37. D.M. Taylor, personal communication, 5 June 1987.

38. That the London scheme may produce unstable matchings was noted by Townsend (1977).

39. Actually, this depends on how unacceptable matches are weighted. When unacceptable matches are part of the matching with the highest total weight, they correspond to unmatched students and positions.

40. They are thus not completely "impersonal" markets, particularly since the most desirable positions are in the associated teaching hospital, and the most desirable house officers are the top students in the class. Since total class sizes are around 100, the key players on both sides of the market have often had the opportunity to get to know one another in the course of the students' medical education.

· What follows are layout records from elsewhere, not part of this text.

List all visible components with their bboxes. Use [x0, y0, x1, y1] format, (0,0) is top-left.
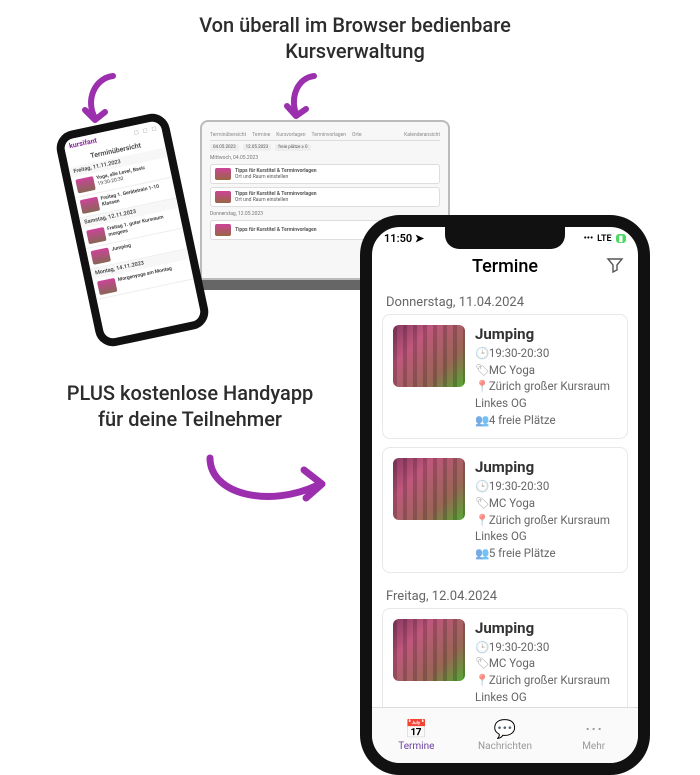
- event-name: Jumping: [475, 619, 617, 637]
- page-title: Termine: [372, 250, 638, 287]
- headline-left: PLUS kostenlose Handyapp für deine Teiln…: [55, 380, 325, 432]
- clock-icon: 🕒: [475, 639, 486, 656]
- tab-icon: 📅: [405, 719, 427, 740]
- tab-icon: ⋯: [585, 719, 603, 740]
- event-name: Jumping: [475, 458, 617, 476]
- pin-icon: 📍: [475, 672, 486, 689]
- host-icon: 🏷: [475, 362, 486, 379]
- event-name: Jumping: [475, 325, 617, 343]
- event-list[interactable]: Donnerstag, 11.04.2024Jumping🕒 19:30-20:…: [372, 287, 638, 707]
- event-card[interactable]: Jumping🕒 19:30-20:30🏷 MC Yoga📍 Zürich gr…: [382, 447, 628, 572]
- tab-bar[interactable]: 📅Termine💬Nachrichten⋯Mehr: [372, 707, 638, 763]
- pin-icon: 📍: [475, 378, 486, 395]
- tab-mehr[interactable]: ⋯Mehr: [549, 708, 638, 763]
- location-icon: ➤: [415, 232, 424, 245]
- day-header: Freitag, 12.04.2024: [382, 581, 628, 608]
- seats-icon: 👥: [475, 545, 486, 562]
- tab-nachrichten[interactable]: 💬Nachrichten: [461, 708, 550, 763]
- seats-icon: 👥: [475, 412, 486, 429]
- event-card[interactable]: Jumping🕒 19:30-20:30🏷 MC Yoga📍 Zürich gr…: [382, 314, 628, 439]
- filter-icon[interactable]: [606, 256, 624, 279]
- tab-termine[interactable]: 📅Termine: [372, 708, 461, 763]
- laptop-nav: TerminübersichtTermineKursvorlagenTermin…: [210, 130, 440, 141]
- event-thumb: [393, 619, 465, 681]
- phone-small: kursifant ◻◻◻ Terminübersicht Freitag, 1…: [53, 110, 211, 349]
- event-thumb: [393, 325, 465, 387]
- pin-icon: 📍: [475, 512, 486, 529]
- event-card[interactable]: Jumping🕒 19:30-20:30🏷 MC Yoga📍 Zürich gr…: [382, 608, 628, 707]
- laptop-filters: 04.05.202312.05.2023freie plätze ≥ 0: [210, 144, 440, 151]
- host-icon: 🏷: [475, 655, 486, 672]
- clock-icon: 🕒: [475, 345, 486, 362]
- host-icon: 🏷: [475, 495, 486, 512]
- event-thumb: [393, 458, 465, 520]
- day-header: Donnerstag, 11.04.2024: [382, 287, 628, 314]
- notch-icon: [445, 227, 565, 249]
- tab-icon: 💬: [494, 719, 516, 740]
- headline-top: Von überall im Browser bedienbare Kursve…: [195, 12, 515, 64]
- clock-icon: 🕒: [475, 478, 486, 495]
- phone-big: 11:50 ➤ •••LTE▮ Termine Donnerstag, 11.0…: [360, 215, 650, 775]
- arrow-icon: [200, 440, 335, 520]
- arrow-icon: [280, 70, 325, 125]
- battery-icon: ▮: [616, 234, 626, 243]
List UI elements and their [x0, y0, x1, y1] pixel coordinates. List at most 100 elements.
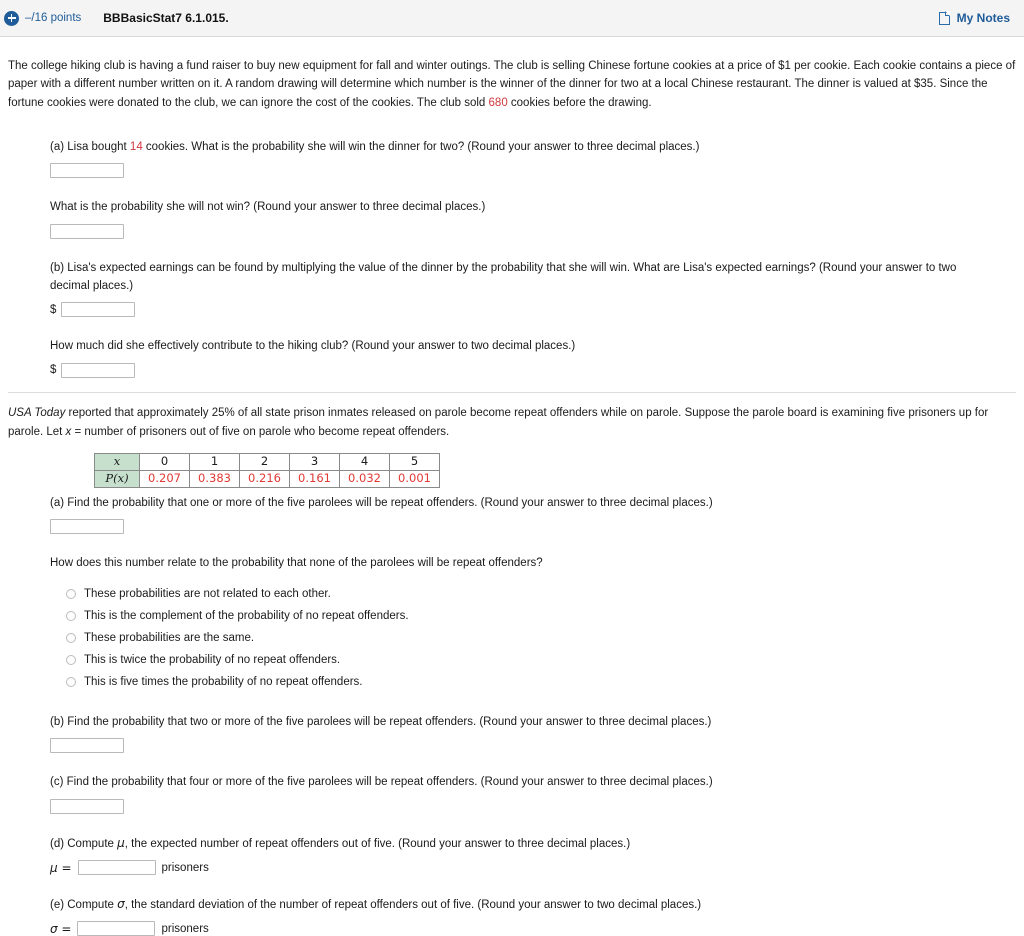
section-divider: [8, 391, 1016, 393]
table-row-px: P(x) 0.207 0.383 0.216 0.161 0.032 0.001: [94, 470, 440, 489]
probability-distribution-table: x 0 1 2 3 4 5 P(x) 0.207 0.383 0.216 0.1…: [94, 453, 440, 489]
question-1b2-text: How much did she effectively contribute …: [50, 340, 576, 353]
problem-2: USA Today reported that approximately 25…: [8, 404, 1016, 936]
answer-row-1b2: $: [50, 362, 1016, 378]
table-header-x: x: [94, 453, 140, 472]
question-2e-pre: (e) Compute: [50, 899, 118, 912]
question-1a2-text: What is the probability she will not win…: [50, 201, 486, 214]
table-cell-p-5: 0.001: [389, 470, 440, 489]
answer-options-group: These probabilities are not related to e…: [66, 583, 1016, 693]
question-1a-post: cookies. What is the probability she wil…: [142, 140, 700, 153]
question-1a-text: (a) Lisa bought 14 cookies. What is the …: [50, 138, 1016, 156]
question-2e-text: (e) Compute σ, the standard deviation of…: [50, 895, 1016, 914]
radio-option-3[interactable]: This is twice the probability of no repe…: [66, 649, 1016, 671]
mu-equals-label: μ =: [50, 860, 72, 875]
answer-input-1a2[interactable]: [50, 223, 124, 239]
answer-input-2e[interactable]: [77, 921, 156, 936]
unit-label-2e: prisoners: [161, 922, 209, 935]
problem-1: The college hiking club is having a fund…: [8, 57, 1016, 378]
answer-input-2a[interactable]: [50, 519, 124, 535]
answer-row-2d: μ = prisoners: [50, 860, 1016, 876]
answer-input-1b2[interactable]: [61, 362, 136, 378]
radio-circle-icon-0[interactable]: [66, 588, 76, 599]
radio-option-label-3: This is twice the probability of no repe…: [84, 653, 341, 666]
cookies-sold-value: 680: [488, 96, 508, 109]
points-label: –/16 points: [25, 12, 82, 24]
radio-circle-icon-2[interactable]: [66, 632, 76, 643]
answer-input-1a[interactable]: [50, 163, 124, 179]
table-cell-x-1: 1: [189, 453, 240, 472]
radio-option-label-0: These probabilities are not related to e…: [84, 587, 331, 600]
source-publication: USA Today: [8, 407, 66, 420]
lisa-cookie-count: 14: [129, 140, 143, 153]
question-2c-text: (c) Find the probability that four or mo…: [50, 776, 713, 789]
answer-input-2b[interactable]: [50, 738, 124, 754]
question-2d-text: (d) Compute μ, the expected number of re…: [50, 834, 1016, 853]
table-cell-p-3: 0.161: [289, 470, 340, 489]
answer-row-1b: $: [50, 302, 1016, 318]
table-cell-x-2: 2: [239, 453, 290, 472]
problem-1-questions: (a) Lisa bought 14 cookies. What is the …: [50, 138, 1016, 378]
radio-option-0[interactable]: These probabilities are not related to e…: [66, 583, 1016, 605]
table-header-px: P(x): [94, 470, 140, 489]
probability-distribution-table-wrap: x 0 1 2 3 4 5 P(x) 0.207 0.383 0.216 0.1…: [94, 453, 1016, 489]
problem-2-intro: USA Today reported that approximately 25…: [8, 404, 1016, 441]
my-notes-button[interactable]: My Notes: [938, 11, 1010, 25]
answer-input-2d[interactable]: [77, 860, 156, 876]
dollar-sign-label-2: $: [50, 364, 57, 377]
unit-label-2d: prisoners: [161, 861, 209, 874]
question-2d-post: , the expected number of repeat offender…: [124, 837, 631, 850]
mu-symbol: μ: [117, 835, 125, 850]
radio-option-1[interactable]: This is the complement of the probabilit…: [66, 605, 1016, 627]
radio-option-4[interactable]: This is five times the probability of no…: [66, 671, 1016, 693]
expand-plus-icon[interactable]: [4, 10, 19, 26]
problem-1-intro: The college hiking club is having a fund…: [8, 57, 1016, 113]
radio-circle-icon-3[interactable]: [66, 654, 76, 665]
dollar-sign-label: $: [50, 303, 57, 316]
answer-input-1b[interactable]: [61, 302, 136, 318]
assignment-content: The college hiking club is having a fund…: [0, 37, 1024, 936]
intro-text-part2: cookies before the drawing.: [507, 96, 652, 109]
question-2d-pre: (d) Compute: [50, 837, 118, 850]
question-1a-pre: (a) Lisa bought: [50, 140, 130, 153]
radio-option-label-1: This is the complement of the probabilit…: [84, 609, 409, 622]
table-cell-p-0: 0.207: [139, 470, 190, 489]
radio-circle-icon-1[interactable]: [66, 610, 76, 621]
question-2e-post: , the standard deviation of the number o…: [124, 899, 702, 912]
sigma-equals-label: σ =: [50, 921, 72, 936]
table-cell-p-2: 0.216: [239, 470, 290, 489]
my-notes-label: My Notes: [956, 11, 1010, 25]
table-cell-p-1: 0.383: [189, 470, 240, 489]
answer-input-2c[interactable]: [50, 798, 124, 814]
radio-circle-icon-4[interactable]: [66, 676, 76, 687]
radio-option-2[interactable]: These probabilities are the same.: [66, 627, 1016, 649]
question-2a-relate-text: How does this number relate to the proba…: [50, 557, 543, 570]
table-cell-x-0: 0: [139, 453, 190, 472]
answer-row-2e: σ = prisoners: [50, 921, 1016, 936]
table-cell-x-5: 5: [389, 453, 440, 472]
problem-2-intro-tail: = number of prisoners out of five on par…: [71, 425, 450, 438]
assignment-header-bar: –/16 points BBBasicStat7 6.1.015. My Not…: [0, 0, 1024, 37]
table-cell-x-3: 3: [289, 453, 340, 472]
question-2b-text: (b) Find the probability that two or mor…: [50, 715, 712, 728]
problem-2-questions: (a) Find the probability that one or mor…: [50, 494, 1016, 936]
table-row-x: x 0 1 2 3 4 5: [94, 453, 440, 472]
question-2a-text: (a) Find the probability that one or mor…: [50, 497, 713, 510]
radio-option-label-4: This is five times the probability of no…: [84, 675, 363, 688]
table-cell-p-4: 0.032: [339, 470, 390, 489]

41. B.T. Colvin, the present Postgraduate Medical Sub-dean at The London Hospital Medical College, writes (personal communication 10 August 1989) that "Much of the goodwill in the system relies on the Postgraduate Sub-dean's personal knowledge of the candidates, consultants and posts, and his ability to impose on both parties the moral obligation to comply with the allocations..." To the extent that agents in this market are obliged or feel obliged to comply, it would of course be unsurprising that unstable matchings and matching procedures can persist: the National Football League draft, and the process by which graduates of the U.S. Naval Academy obtain their first assignments (see Roth and Sotomayor, 1990) are good examples of such markets.

42. The Council for Postgraduate Medical Education in England and Wales has recently been replaced by the Standing Committee on Postgraduate Medical Education (SCOPME). As of 1 April 1989, the responsibility for the Safety Net has passed to the Department of Health (no longer DHSS, social security having been separated from health in mid-1988).

43. "Report of the Pre-Registration House Officers Working Group" 1987, (13pp plus Appendices).

44. In another contemporary report, Gillard and Dent (1988) note (344): "Both matching schemes and free markets with an official start date were reported to be vulnerable to pre-empting. This criticism was conveyed most vigorously from Nottingham and Southampton [both with "free market" decentralized systems], and caused considerable anxiety. Students feared that their colleagues were making private arrangements with consultants, while consultants were keen to avoid missing the more attractive students. If a formal match operates later, students might waste an application if the posts have been covertly allocated by student and consultant agreeing to place each other first in their order of preference."

45. And instabilities involving positions in other regions can effect even regions with stable regional matching procedures. Sir James Fraser (personal communication, 10 July 1987), writing of the Edinburgh PRAMS, notes that "...one of the principles behind the Scheme is that a student is committed to accept the Unit to which he is allotted. Rarely, this formal agreement is broken, more commonly by applicants from outside Edinburgh..."

46. Of course there may be formidable and perhaps intractable problems of coordination, having to do with different schedules and jurisdictions, involved in setting up such a national market.

47. A theoretical question related to the study of decentralized markets has recently been resolved in a paper by Roth and John Vande Vate (1990a), which shows that a wide class of random processes converge with probability one to a stable matching. Some preliminary results on strategic behavior in such markets are contained in Roth and Vande Vate (1990b).